Music education according to Nick Gibb sounded very rosy indeed. In fact I hardly recognised the world he described where music was well funded, thriving and valued highly by the Conservatives. Not withstanding Vicky Morgan’s recent comments which he described as having received “unfair flack”, he spoke of the added value music gives to intelligence and sited the high percentage of A level music students achieving Oxbridge places.
Maybe the audience was caught off guard by the glowing speech and comments that Nick Gibb “got off lightly” were to be heard after questions had finished. There were some reality checks. David Barnard’s question on the closing of Hubs indicated how at odds Nick Gibb’s idealistic view was with the actual state of music education.
Other incompatibilities were to be found. Whilst Mr Gibb pronounced the Conservative’s dedication to providing a high quality of music education, he argued against regulating for all peripatetic music teachers in schools to have a minimum qualification. His argument was that if peripatetic music teachers were required to have qualifications, it would preclude Paul McCartney from teaching in schools!
Whereas I believe Paul McCartney would be a fantastic inspiration to children and adults, I strongly doubt his ability to teach notation and the understanding of music in a connected way. Furthermore, the likelihood of Paul McCartney wanting to be a peripatetic music teacher on a pay rate of £22 per hour must be minimal.
Do glib replies show the true colours of politicians to be rather faded at best?
Kevin Brennan is the Shadow Minister for Schools. Predictably, his view of the present state of music education was not so rosy.

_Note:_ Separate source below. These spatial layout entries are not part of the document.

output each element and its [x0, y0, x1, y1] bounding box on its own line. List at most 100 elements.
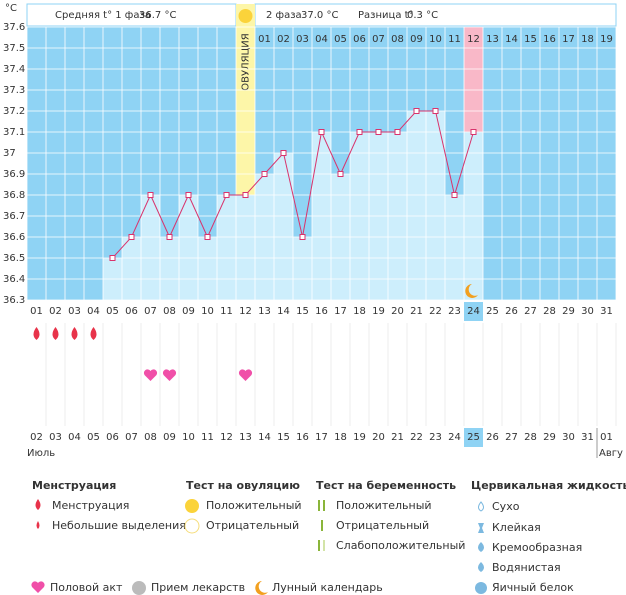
cycle-day: 06 — [353, 34, 366, 45]
legend-title: Цервикальная жидкость — [471, 479, 626, 492]
date-label: 13 — [239, 432, 252, 443]
legend-item: Яичный белок — [492, 581, 574, 594]
cycle-day: 15 — [524, 34, 537, 45]
icon — [184, 518, 200, 534]
icon — [31, 581, 45, 593]
y-tick-label: 36.7 — [3, 211, 25, 222]
bar — [274, 153, 293, 300]
icon — [323, 500, 325, 511]
bar — [141, 195, 160, 300]
icon — [255, 581, 268, 595]
legend-title: Менструация — [32, 479, 116, 492]
x-tick-label: 22 — [429, 306, 442, 317]
cycle-day: 02 — [277, 34, 290, 45]
x-tick-label: 20 — [391, 306, 404, 317]
point — [470, 129, 477, 135]
cycle-day: 11 — [448, 34, 461, 45]
x-tick-label: 03 — [68, 306, 81, 317]
x-tick-label: 14 — [277, 306, 290, 317]
x-tick-label: 13 — [258, 306, 271, 317]
y-tick-label: 36.4 — [3, 274, 25, 285]
point — [337, 171, 344, 177]
x-tick-label: 11 — [220, 306, 233, 317]
date-label: 29 — [543, 432, 556, 443]
point — [451, 192, 458, 198]
point — [166, 234, 173, 240]
legend-item: Кремообразная — [492, 541, 582, 554]
bar — [160, 237, 179, 300]
date-label: 14 — [258, 432, 271, 443]
date-label: 31 — [581, 432, 594, 443]
cycle-day: 09 — [410, 34, 423, 45]
bar — [236, 195, 255, 300]
date-label: 05 — [87, 432, 100, 443]
icon — [478, 501, 484, 512]
bar — [293, 237, 312, 300]
point — [128, 234, 135, 240]
y-tick-label: 36.3 — [3, 295, 25, 306]
icon — [185, 499, 199, 513]
legend-item: Водянистая — [492, 561, 561, 574]
cycle-day: 14 — [505, 34, 518, 45]
icon — [478, 562, 484, 572]
x-tick-label: 16 — [315, 306, 328, 317]
bar — [217, 195, 236, 300]
date-label: 30 — [562, 432, 575, 443]
cycle-day: 07 — [372, 34, 385, 45]
month-label: Июль — [27, 448, 55, 459]
icon — [475, 582, 487, 594]
icon — [132, 581, 146, 595]
date-label: 08 — [144, 432, 157, 443]
icon — [323, 540, 325, 551]
y-tick-label: 37.3 — [3, 85, 25, 96]
cycle-day: 03 — [296, 34, 309, 45]
date-label: 16 — [296, 432, 309, 443]
x-tick-label: 19 — [372, 306, 385, 317]
today-box — [464, 302, 483, 321]
bar — [179, 195, 198, 300]
date-label: 22 — [410, 432, 423, 443]
menstruation-drop — [33, 327, 40, 340]
y-tick-label: 36.9 — [3, 169, 25, 180]
x-tick-label: 18 — [353, 306, 366, 317]
cycle-day: 16 — [543, 34, 556, 45]
heart — [162, 369, 177, 381]
x-tick-label: 27 — [524, 306, 537, 317]
date-label: 20 — [372, 432, 385, 443]
x-tick-label: 24 — [467, 306, 480, 317]
date-label: 17 — [315, 432, 328, 443]
heart — [143, 369, 158, 381]
legend-item: Слабоположительный — [336, 539, 465, 552]
y-tick-label: 37.5 — [3, 43, 25, 54]
legend-item: Менструация — [52, 499, 129, 512]
header-label: 2 фаза — [266, 10, 302, 21]
date-label: 19 — [353, 432, 366, 443]
sun-icon — [238, 9, 253, 23]
ovulation-label: ОВУЛЯЦИЯ — [241, 33, 252, 91]
x-tick-label: 10 — [201, 306, 214, 317]
x-tick-label: 25 — [486, 306, 499, 317]
date-label: 18 — [334, 432, 347, 443]
header-value: 37.0 °C — [301, 10, 338, 21]
cycle-day: 04 — [315, 34, 328, 45]
x-tick-label: 01 — [30, 306, 43, 317]
legend-item: Положительный — [336, 499, 432, 512]
date-label: 10 — [182, 432, 195, 443]
x-tick-label: 05 — [106, 306, 119, 317]
date-label: 02 — [30, 432, 43, 443]
legend-item: Небольшие выделения — [52, 519, 186, 532]
point — [318, 129, 325, 135]
legend-item: Отрицательный — [336, 519, 429, 532]
cycle-day: 01 — [258, 34, 271, 45]
y-tick-label: 37 — [3, 148, 16, 159]
date-label: 27 — [505, 432, 518, 443]
date-label: 09 — [163, 432, 176, 443]
x-tick-label: 28 — [543, 306, 556, 317]
date-label: 12 — [220, 432, 233, 443]
point — [204, 234, 211, 240]
point — [375, 129, 382, 135]
x-tick-label: 08 — [163, 306, 176, 317]
bar — [445, 195, 464, 300]
legend-item: Клейкая — [492, 521, 541, 534]
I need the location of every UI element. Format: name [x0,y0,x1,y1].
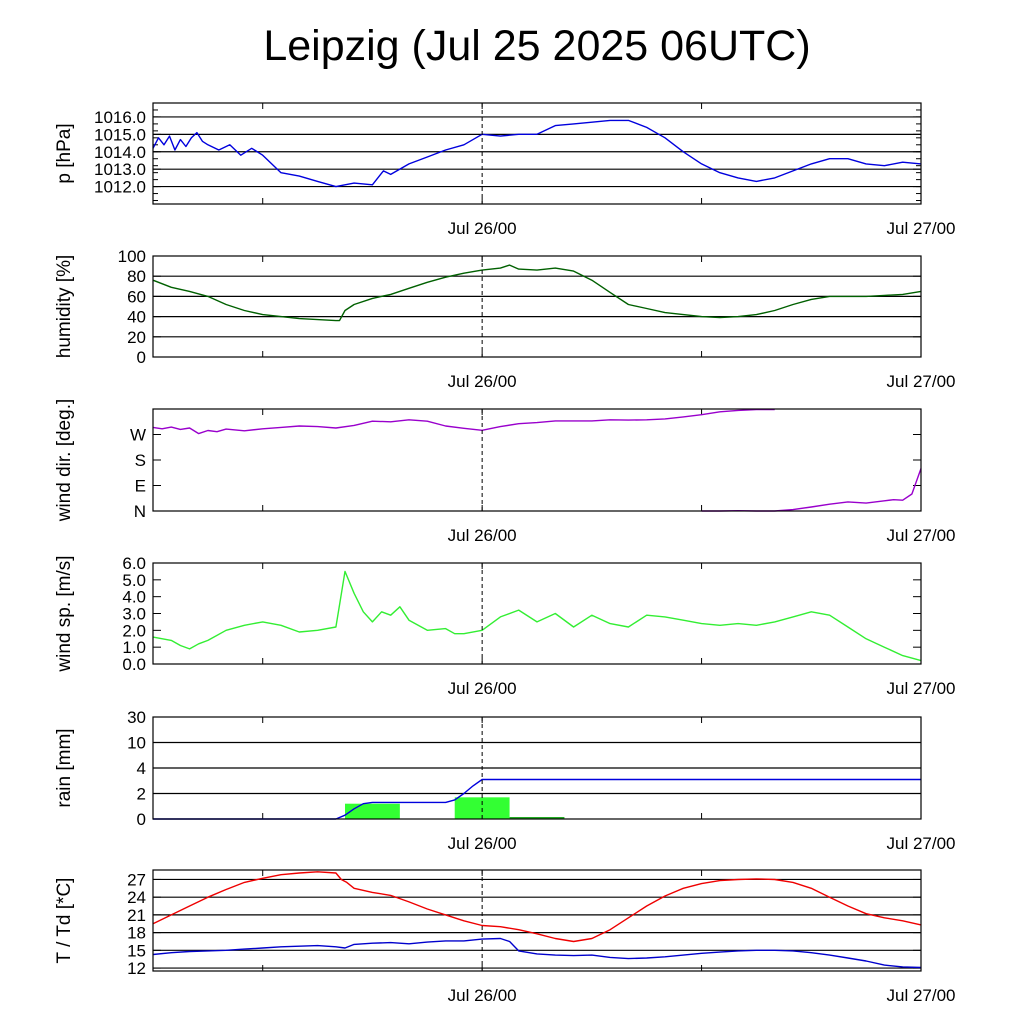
y-tick-label: W [130,426,146,445]
y-tick-label: 60 [127,287,146,306]
y-axis-label: p [hPa] [54,123,75,183]
y-tick-label: 21 [127,906,146,925]
rain-bar [345,803,400,819]
y-tick-label: 15 [127,941,146,960]
x-tick-label: Jul 27/00 [887,526,956,545]
y-tick-label: 2 [137,785,146,804]
plot-frame [152,408,922,512]
x-tick-label: Jul 26/00 [448,986,517,1005]
x-tick-label: Jul 26/00 [448,219,517,238]
y-tick-label: 30 [127,708,146,727]
y-tick-label: 2.0 [122,621,146,640]
y-axis-label: wind sp. [m/s] [54,555,75,672]
y-tick-label: 27 [127,870,146,889]
y-tick-label: 10 [127,734,146,753]
plot-frame [152,716,922,820]
y-axis-label: rain [mm] [54,728,75,807]
y-tick-label: 1014.0 [94,143,146,162]
rain-series-line-1 [153,778,921,820]
y-tick-label: 4.0 [122,588,146,607]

Setting out Labour’s case, Kevin Brennan said Labour would require transparency of music education funding, specifically of the Arts Council. A Labour government would guarantee access to the arts and culture for the majority as opposed to the Conservative’s minority and the majority would have access to a high quality of music teaching.
Nonetheless, when it came to the question of teaching notation in schools in order to give every child musical options, Mr Brennan was entirely dismissive. As he himself had never learned to read music, but is now enjoying being a member of the only “parliament rock band”, he saw no necessity for the majority to be given the chance of reading music. Neither was he aware of scientific studies of the profound neurological effects on the development of children’s brains and academic attainment specifically whilst reading notation and playing or singing music.
Soon, there will be a general election. Thursday’s party political broadcasts at the Music Education Expo have not made my decision easier.